Gerüchte um Gefan­gen­nahme des Mariu­poler Asow-Komman­danten verdichten sich

Berichten aus Mariupol zu Folge, soll der Stadtkommandant des rechtsradikalen Asow-Battalions bereits in russischer Gefangenschaft sein.

Dies alles werden wir wohl über den westlichen Mainstream kaum erfahren. Es versetzt ja bereits in Staunen, dass sogar die Bild in einem ihrer jüngsten Artikel die vorsichtige Vermutung äußert, die Ukraine könnte an gefangengenommenen russischen Soldaten Kriegsverbrechen begehen. Wir berichteten zu den Verbrechen. Alles durch Video-Material belegt, da bleibt dann wohl selbst für den „interpretationsgeübten“ Mainstream nicht mehr viel Spielraum.

Einige Verluste des Asow bereits bestätigt

Der Mainstream titelt „ganz auf Linie“, „Maksym Kagal, als Sportler kämpfte er im Ring, als Soldat starb er bei der Verteidigung seiner Heimat. Sein Trainer gibt den Tod des ehemaligen Kickboxweltmeisters letzten Freitag bekannt und kündigt Rache an.

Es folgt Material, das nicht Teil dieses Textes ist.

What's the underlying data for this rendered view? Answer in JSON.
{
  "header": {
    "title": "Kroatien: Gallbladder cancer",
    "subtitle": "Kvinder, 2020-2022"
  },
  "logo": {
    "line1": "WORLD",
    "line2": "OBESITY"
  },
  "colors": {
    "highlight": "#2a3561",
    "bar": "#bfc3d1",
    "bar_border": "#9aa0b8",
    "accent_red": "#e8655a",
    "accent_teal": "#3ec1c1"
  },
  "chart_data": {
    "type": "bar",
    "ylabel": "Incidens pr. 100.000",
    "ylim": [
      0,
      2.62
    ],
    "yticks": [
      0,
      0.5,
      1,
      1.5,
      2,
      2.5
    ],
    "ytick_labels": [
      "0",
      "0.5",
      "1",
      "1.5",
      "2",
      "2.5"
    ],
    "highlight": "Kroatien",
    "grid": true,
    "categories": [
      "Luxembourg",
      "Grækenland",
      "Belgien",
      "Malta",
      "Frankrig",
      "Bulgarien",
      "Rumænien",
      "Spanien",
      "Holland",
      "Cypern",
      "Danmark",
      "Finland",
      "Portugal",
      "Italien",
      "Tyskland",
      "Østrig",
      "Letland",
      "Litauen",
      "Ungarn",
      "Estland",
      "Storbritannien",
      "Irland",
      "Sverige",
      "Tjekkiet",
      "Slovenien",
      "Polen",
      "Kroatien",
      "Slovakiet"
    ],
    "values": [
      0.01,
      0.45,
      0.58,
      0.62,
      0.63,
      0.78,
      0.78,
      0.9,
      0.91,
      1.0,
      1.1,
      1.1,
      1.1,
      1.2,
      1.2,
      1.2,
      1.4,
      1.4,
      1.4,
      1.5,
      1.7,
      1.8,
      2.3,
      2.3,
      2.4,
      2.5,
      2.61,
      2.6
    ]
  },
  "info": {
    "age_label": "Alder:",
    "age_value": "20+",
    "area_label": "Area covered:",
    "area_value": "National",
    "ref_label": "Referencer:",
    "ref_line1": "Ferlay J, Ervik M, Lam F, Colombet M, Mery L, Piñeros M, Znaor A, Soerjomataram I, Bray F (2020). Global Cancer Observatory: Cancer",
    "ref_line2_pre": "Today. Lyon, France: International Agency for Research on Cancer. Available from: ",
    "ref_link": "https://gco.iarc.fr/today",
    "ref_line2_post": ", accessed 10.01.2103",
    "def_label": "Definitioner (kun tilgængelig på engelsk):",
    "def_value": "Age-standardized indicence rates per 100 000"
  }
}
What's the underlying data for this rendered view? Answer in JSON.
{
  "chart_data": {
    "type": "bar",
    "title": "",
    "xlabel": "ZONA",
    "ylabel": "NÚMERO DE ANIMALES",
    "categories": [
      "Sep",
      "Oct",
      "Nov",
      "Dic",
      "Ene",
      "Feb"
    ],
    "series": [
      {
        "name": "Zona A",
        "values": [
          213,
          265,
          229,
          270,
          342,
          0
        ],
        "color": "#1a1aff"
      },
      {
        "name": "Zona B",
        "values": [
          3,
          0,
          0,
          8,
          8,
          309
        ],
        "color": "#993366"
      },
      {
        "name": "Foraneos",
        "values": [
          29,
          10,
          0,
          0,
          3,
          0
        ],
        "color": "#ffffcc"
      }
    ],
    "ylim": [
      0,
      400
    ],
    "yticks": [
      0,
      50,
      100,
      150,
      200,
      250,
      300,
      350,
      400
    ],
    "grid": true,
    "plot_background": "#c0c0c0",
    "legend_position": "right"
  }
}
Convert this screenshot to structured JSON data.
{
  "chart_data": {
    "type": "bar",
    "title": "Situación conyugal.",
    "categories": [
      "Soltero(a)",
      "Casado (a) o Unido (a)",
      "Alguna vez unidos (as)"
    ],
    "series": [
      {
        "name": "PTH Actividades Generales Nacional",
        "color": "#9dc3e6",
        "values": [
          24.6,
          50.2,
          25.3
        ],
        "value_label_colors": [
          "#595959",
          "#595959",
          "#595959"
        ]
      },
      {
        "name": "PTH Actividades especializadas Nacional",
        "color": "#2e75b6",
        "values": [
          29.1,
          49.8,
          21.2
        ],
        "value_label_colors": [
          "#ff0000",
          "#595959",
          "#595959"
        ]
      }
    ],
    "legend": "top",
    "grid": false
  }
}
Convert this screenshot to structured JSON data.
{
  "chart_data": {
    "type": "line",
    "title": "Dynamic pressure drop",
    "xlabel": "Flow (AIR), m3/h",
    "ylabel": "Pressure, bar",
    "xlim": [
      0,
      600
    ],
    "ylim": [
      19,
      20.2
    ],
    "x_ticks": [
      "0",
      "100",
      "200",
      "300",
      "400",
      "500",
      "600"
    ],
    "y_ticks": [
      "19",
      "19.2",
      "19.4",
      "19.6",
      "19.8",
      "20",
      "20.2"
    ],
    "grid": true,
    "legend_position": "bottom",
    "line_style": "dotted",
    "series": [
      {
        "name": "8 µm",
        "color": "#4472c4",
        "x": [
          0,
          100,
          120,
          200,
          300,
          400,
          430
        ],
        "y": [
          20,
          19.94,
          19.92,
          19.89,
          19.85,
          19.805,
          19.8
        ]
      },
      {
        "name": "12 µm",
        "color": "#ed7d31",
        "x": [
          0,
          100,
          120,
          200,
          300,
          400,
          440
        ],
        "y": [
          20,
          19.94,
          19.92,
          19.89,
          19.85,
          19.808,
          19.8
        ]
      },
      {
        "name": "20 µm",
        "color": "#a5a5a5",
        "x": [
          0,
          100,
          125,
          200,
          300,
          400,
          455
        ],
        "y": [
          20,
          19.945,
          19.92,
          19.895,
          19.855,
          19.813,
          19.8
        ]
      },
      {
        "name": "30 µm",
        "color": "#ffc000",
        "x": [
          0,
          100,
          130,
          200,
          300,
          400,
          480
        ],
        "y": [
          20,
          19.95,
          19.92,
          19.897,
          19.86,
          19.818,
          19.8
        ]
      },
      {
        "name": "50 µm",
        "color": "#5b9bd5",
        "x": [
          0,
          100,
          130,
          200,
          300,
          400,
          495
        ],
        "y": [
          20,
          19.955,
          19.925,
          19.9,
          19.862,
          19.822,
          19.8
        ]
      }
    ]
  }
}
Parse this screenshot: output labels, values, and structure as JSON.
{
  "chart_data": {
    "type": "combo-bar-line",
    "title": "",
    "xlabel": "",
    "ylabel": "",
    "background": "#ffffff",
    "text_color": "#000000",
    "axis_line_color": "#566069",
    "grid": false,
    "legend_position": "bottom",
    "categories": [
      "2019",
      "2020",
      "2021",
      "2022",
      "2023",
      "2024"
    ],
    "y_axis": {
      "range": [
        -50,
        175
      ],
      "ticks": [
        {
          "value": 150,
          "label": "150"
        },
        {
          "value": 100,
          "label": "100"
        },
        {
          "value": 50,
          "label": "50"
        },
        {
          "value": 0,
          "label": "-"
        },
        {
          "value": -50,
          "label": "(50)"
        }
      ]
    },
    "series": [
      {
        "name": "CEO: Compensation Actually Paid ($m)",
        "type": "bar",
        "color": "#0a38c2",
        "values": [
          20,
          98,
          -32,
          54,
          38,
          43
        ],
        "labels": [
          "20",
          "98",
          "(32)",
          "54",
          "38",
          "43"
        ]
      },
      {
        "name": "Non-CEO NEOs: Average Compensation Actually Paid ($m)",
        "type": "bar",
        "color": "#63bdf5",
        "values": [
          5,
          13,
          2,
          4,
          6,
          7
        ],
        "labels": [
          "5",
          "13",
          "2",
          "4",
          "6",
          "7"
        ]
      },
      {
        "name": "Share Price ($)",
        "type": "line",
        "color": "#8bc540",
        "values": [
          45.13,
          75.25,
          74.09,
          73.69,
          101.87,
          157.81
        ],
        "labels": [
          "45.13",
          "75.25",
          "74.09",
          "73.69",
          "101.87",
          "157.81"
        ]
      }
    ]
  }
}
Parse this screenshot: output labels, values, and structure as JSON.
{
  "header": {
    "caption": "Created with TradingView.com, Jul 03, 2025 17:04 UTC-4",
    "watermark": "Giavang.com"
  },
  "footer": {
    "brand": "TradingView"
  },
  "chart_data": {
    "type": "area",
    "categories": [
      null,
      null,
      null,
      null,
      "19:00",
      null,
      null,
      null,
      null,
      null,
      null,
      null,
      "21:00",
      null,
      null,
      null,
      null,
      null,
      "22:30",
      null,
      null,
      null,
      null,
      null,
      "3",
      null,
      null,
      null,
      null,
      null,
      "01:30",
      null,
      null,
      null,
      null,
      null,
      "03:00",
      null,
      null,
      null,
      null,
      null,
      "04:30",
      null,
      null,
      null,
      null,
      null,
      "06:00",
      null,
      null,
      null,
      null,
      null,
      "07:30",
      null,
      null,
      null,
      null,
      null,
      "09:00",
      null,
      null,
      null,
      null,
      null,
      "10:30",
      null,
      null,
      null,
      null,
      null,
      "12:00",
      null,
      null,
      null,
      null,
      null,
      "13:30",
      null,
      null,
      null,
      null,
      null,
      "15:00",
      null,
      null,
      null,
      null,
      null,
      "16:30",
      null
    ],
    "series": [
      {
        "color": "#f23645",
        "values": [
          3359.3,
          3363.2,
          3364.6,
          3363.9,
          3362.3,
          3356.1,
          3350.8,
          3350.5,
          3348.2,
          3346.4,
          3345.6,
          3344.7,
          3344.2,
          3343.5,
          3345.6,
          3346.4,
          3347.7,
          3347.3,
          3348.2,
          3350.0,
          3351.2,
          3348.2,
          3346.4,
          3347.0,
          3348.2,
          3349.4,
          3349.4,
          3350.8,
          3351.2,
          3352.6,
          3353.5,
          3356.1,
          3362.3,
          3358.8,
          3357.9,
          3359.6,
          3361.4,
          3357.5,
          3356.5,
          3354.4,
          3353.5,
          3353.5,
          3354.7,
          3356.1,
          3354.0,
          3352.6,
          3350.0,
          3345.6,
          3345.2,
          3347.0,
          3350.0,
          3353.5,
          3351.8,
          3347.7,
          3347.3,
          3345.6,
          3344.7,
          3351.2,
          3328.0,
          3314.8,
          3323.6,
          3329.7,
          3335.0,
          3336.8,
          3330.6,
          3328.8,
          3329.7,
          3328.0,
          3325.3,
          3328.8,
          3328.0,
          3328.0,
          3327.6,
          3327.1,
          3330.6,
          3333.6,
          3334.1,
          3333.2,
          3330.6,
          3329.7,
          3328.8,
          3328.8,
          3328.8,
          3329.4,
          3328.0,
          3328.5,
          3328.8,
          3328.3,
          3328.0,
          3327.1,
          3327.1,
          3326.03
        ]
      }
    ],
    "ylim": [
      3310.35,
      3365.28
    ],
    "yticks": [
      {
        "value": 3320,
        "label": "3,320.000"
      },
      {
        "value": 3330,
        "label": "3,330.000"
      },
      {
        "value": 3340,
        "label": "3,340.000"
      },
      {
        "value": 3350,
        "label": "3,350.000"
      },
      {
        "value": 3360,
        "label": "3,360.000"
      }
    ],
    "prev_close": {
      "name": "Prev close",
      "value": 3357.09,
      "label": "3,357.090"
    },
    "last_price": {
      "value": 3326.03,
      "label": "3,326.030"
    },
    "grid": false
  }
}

„Am 25. März ist Maksym Kagal (30) bei der Verteidigung der Stadt Mariupol gefallen“, wurde auch auf Facebook gepostet, dort fügte man ebenfalls hinzu, „wir werden dich rächen.“

Der Gefallene wird in weiterer Folge als „ehrliche und anständige Person“ tituliert, die offenbar aufgrund dieser Attribute in der „Azov Battalion Special Forces Unit” gekämpft hatte. Eben genau diese Einheit, die für neonazistische Umtriebe und jahrelange und aktuelle Kriegsverbrechen im Donbass bekannt geworden war.

Bei Bild und auch der Welt hingegen berichtet man vom Battalion, das sich den russischen Angriffen in der Hafenstadt Mariupol erwehrt. Für den Mainstream ohne Zweifel ein gefallener Held.

Tatsächlicher „Stellungskrieg“ in Mariupol

Die Darstellungen der Kampfhandlungen, die unsere Redaktion erreichen, zeichnen ein ganz anderes Bild, als das vom Mainstream mittlerweile mühsamst aufrechterhaltene „böse Russen-Szenario“.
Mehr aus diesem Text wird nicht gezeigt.